Krauss may hail from Champaign, Ill., but her musical soul was forged in the same hard Appalachian soil from which bluegrass music arose, a spiritual place where life is tough, and only gets tougher, the sole hope being whatever lies above and beyond this mortal coil. And, perhaps, the harmonic comfort music can bring a troubled spirit.
"When I was young my momma would say, 'Well life is hard, but that's OK,' " Krauss sings in Aoife O'Donovan's gothic "Lay My Burden Down." In the title track, she tells a partner outright, "I know our love will die." Tyminski's steely tenor shines in his spotlight vocals on Peter Rowan's "Dustbowl Children" and Tim O'Brien's "On the Outside Looking In."
Most contemporary country musicians steadfastly bypass the dark territory Krauss and her mates mine here, missing out on the deep emotion lurking within it. The loss is theirs. (Target is carrying an exclusive bonus edition with three additional studio tracks plus three live cuts.)
RANDY LEWIS, Los Angeles Times
POP/ROCK
Bob Dylan, "In Concert: Brandeis University 1963" (Sony Legacy)
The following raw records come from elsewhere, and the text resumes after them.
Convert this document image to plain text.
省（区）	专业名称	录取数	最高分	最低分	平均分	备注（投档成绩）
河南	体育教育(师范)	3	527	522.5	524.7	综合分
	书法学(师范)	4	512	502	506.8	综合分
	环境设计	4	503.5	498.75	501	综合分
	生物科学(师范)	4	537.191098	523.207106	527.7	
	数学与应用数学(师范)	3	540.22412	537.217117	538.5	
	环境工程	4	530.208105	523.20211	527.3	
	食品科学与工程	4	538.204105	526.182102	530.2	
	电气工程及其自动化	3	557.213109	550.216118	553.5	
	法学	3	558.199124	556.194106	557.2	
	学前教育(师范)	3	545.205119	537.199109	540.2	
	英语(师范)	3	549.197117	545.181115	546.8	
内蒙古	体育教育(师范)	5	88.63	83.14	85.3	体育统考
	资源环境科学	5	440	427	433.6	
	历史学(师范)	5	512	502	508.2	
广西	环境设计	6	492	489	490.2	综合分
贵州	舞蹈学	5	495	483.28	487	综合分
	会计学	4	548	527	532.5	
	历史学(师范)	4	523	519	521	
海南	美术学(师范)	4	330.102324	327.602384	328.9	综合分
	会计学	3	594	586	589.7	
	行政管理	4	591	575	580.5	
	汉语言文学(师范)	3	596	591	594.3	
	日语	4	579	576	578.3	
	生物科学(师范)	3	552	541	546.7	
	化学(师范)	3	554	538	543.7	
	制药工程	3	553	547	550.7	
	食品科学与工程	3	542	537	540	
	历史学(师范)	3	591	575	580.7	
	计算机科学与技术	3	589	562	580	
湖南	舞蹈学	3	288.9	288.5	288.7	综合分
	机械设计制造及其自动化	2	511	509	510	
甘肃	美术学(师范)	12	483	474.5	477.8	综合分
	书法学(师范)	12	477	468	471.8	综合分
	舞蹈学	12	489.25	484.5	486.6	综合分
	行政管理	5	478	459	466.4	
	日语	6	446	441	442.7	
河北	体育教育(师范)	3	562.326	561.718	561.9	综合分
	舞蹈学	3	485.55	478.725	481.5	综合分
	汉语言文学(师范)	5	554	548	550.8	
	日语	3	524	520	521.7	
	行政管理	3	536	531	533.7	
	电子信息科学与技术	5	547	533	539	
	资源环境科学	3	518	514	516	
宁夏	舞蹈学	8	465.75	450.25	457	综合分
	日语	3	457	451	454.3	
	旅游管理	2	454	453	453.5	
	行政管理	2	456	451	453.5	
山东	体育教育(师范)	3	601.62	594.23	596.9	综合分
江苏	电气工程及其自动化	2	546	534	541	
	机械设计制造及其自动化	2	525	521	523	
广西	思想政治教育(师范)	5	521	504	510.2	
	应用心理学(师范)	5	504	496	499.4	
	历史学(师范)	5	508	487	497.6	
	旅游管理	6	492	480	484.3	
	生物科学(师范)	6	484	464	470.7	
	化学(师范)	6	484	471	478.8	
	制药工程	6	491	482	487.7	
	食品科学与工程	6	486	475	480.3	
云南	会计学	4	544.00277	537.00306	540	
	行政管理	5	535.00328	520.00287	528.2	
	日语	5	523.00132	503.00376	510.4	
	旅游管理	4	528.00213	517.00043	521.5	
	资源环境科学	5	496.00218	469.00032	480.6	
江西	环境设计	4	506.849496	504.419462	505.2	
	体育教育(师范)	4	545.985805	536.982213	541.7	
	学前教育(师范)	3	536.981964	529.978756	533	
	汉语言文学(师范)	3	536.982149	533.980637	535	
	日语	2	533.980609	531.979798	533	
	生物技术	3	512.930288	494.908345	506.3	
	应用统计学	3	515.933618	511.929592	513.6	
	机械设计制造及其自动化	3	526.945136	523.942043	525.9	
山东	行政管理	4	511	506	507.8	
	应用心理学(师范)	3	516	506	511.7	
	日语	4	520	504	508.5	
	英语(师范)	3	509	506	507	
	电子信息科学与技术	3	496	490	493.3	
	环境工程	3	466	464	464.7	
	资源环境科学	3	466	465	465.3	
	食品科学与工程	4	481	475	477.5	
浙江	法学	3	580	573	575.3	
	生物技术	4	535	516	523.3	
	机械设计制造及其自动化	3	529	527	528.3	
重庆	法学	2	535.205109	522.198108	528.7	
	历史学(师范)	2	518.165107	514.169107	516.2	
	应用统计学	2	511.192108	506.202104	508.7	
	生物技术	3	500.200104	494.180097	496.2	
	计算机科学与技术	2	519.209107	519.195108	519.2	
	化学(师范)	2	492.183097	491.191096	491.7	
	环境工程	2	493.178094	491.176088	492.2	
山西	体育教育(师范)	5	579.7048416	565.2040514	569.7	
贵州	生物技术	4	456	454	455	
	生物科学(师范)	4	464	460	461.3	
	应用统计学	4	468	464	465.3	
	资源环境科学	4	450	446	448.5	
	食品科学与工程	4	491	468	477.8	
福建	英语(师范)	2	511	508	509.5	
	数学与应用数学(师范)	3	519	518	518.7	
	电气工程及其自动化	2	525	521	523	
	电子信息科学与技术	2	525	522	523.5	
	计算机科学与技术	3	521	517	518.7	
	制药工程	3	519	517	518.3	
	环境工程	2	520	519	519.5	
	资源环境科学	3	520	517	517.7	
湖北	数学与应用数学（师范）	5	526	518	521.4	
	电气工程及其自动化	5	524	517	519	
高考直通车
Dylan has been doing a great job of tarnishing his legacy -- remember his wretched, almost indecipherable display at this year's Grammys? But there was a time when his voice still had a stunning, pre-burnout clarity, and that's the case on this inspired performance at the Brandeis Folk Festival on May 10, 1963. This is a true discovery, plucked from a concert tape recently found in the archives of Rolling Stone cofounder Ralph Gleason. An opening act at Brandeis that night, Dylan was in superb form, doing songs that would appear on "The Freewheelin' Bob Dylan" two weeks later and help make him a star. None of the Brandeis tunes were yet commercially available -- and you can hear the crowd audibly blown away by the protest song "Masters of War." Dylan was still in his talkin'-blues phase and further highlights include "Talkin' John Birch Paranoid Blues" and the rambling but right-on "Talkin' World War III Blues." But the emotional peak comes on "Ballad of Hollis Brown," a gut-busting look at a poverty-stricken man who turns to violence. Dylan has never sounded more convincing.